Showing posts with label axioms. Show all posts
Showing posts with label axioms. Show all posts

Saturday, May 7, 2011

Why Are So Many Economists Wrong?

The question is posed by a commentator on the last post, with respect to the New Keynesian N. Gregory Mankiw. The answer is that he, like the New Classical and monetarist economists, starts from fundamentally wrong assumptions about the world and the economy. In fact, these assumptions are basically the following axioms:
(1) the ergodic axiom
(2) the neutral money axiom (at least neutral in the long run)
(3) the gross substitution axiom.
These axioms are all wrong. A mainstream economist would have to reject them and start from scratch to come to the same conclusions independently as Keynes or Post Keynesians.

For why these axioms are wrong, see Paul Davidson, Financial Markets, Money, and the Real World (Cheltenham, 2002), p. 43ff.

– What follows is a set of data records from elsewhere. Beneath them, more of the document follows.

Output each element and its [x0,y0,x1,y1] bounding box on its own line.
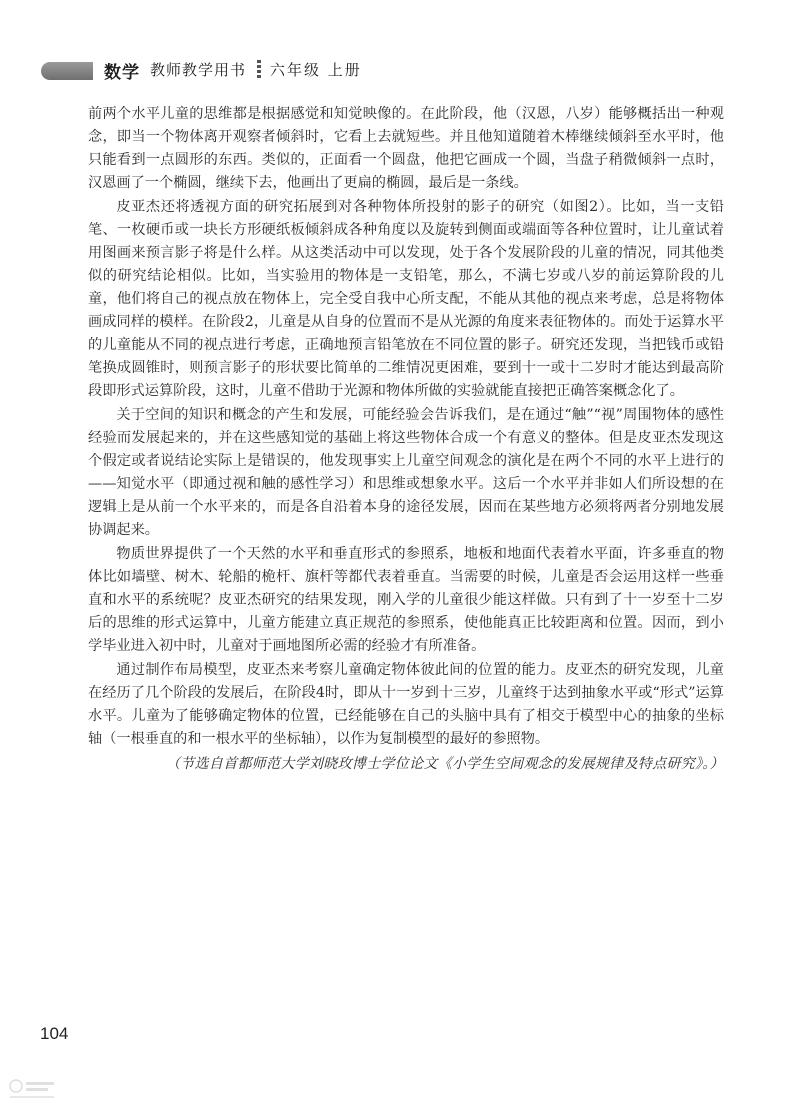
header-book-title: 教师教学用书 [150,61,247,79]
header-separator [257,60,261,80]
header-tab-bar [41,62,93,80]
header-subject: 数学 [104,63,140,83]
paragraph-5: 通过制作布局模型，皮亚杰来考察儿童确定物体彼此间的位置的能力。皮亚杰的研究发现，儿童在经历了几个阶段的发展后，在阶段4时，即从十一岁到十三岁，儿童终于达到抽象水平或“形式”运算水平。儿童为了能够确定物体的位置，已经能够在自己的头脑中具有了相交于模型中心的抽象的坐标轴（一根垂直的和一根水平的坐标轴），以作为复制模型的最好的参照物。 [88,662,724,747]
watermark-logo-icon [6,1074,58,1104]
header-grade: 六年级 上册 [270,61,362,79]
paragraph-2: 皮亚杰还将透视方面的研究拓展到对各种物体所投射的影子的研究（如图2）。比如，当一支铅笔、一枚硬币或一块长方形硬纸板倾斜成各种角度以及旋转到侧面或端面等各种位置时，让儿童试着用图画来预言影子将是什么样。从这类活动中可以发现，处于各个发展阶段的儿童的情况，同其他类似的研究结论相似。比如，当实验用的物体是一支铅笔，那么，不满七岁或八岁的前运算阶段的儿童，他们将自己的视点放在物体上，完全受自我中心所支配，不能从其他的视点来考虑，总是将物体画成同样的模样。在阶段2，儿童是从自身的位置而不是从光源的角度来表征物体的。而处于运算水平的儿童能从不同的视点进行考虑，正确地预言铅笔放在不同位置的影子。研究还发现，当把钱币或铅笔换成圆锥时，则预言影子的形状要比简单的二维情况更困难，要到十一或十二岁时才能达到最高阶段即形式运算阶段，这时，儿童不借助于光源和物体所做的实验就能直接把正确答案概念化了。 [88,199,724,399]
paragraph-4: 物质世界提供了一个天然的水平和垂直形式的参照系，地板和地面代表着水平面，许多垂直的物体比如墙壁、树木、轮船的桅杆、旗杆等都代表着垂直。当需要的时候，儿童是否会运用这样一些垂直和水平的系统呢？皮亚杰研究的结果发现，刚入学的儿童很少能这样做。只有到了十一岁至十二岁后的思维的形式运算中，儿童方能建立真正规范的参照系，使他能真正比较距离和位置。因而，到小学毕业进入初中时，儿童对于画地图所必需的经验才有所准备。 [88,546,724,654]
body-text [88,103,724,776]
source-citation: （节选自首都师范大学刘晓玫博士学位论文《小学生空间观念的发展规律及特点研究》。） [166,756,724,772]
paragraph-3: 关于空间的知识和概念的产生和发展，可能经验会告诉我们，是在通过“触”“视”周围物体的感性经验而发展起来的，并在这些感知觉的基础上将这些物体合成一个有意义的整体。但是皮亚杰发现这个假定或者说结论实际上是错误的，他发现事实上儿童空间观念的演化是在两个不同的水平上进行的——知觉水平（即通过视和触的感性学习）和思维或想象水平。这后一个水平并非如人们所设想的在逻辑上是从前一个水平来的，而是各自沿着本身的途径发展，因而在某些地方必须将两者分别地发展协调起来。 [88,407,724,538]
running-header [0,0,800,95]
paragraph-1: 前两个水平儿童的思维都是根据感觉和知觉映像的。在此阶段，他（汉恩，八岁）能够概括出一种观念，即当一个物体离开观察者倾斜时，它看上去就短些。并且他知道随着木棒继续倾斜至水平时，他只能看到一点圆形的东西。类似的，正面看一个圆盘，他把它画成一个圆，当盘子稍微倾斜一点时，汉恩画了一个椭圆，继续下去，他画出了更扁的椭圆，最后是一条线。 [88,106,724,191]
page-number: 104 [40,1024,69,1043]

As I noted in the last post, these are the traits of real world capitalist economies:
(1) a monetary production economy,
(2) fundamental uncertainty;
(3) subjective expectations;
(4) contracts which do not normally allow flexibility if economic variables change;
(5) inflexible or “sticky” wages;
(6) money with a zero or very small elasticity of production, and
(7) money and financial assets with zero elasticity of substitution with producible commodities.
If someone starts from principles that do not describe the real world, then one’s deductive arguments will go badly wrong and will not apply to the real world.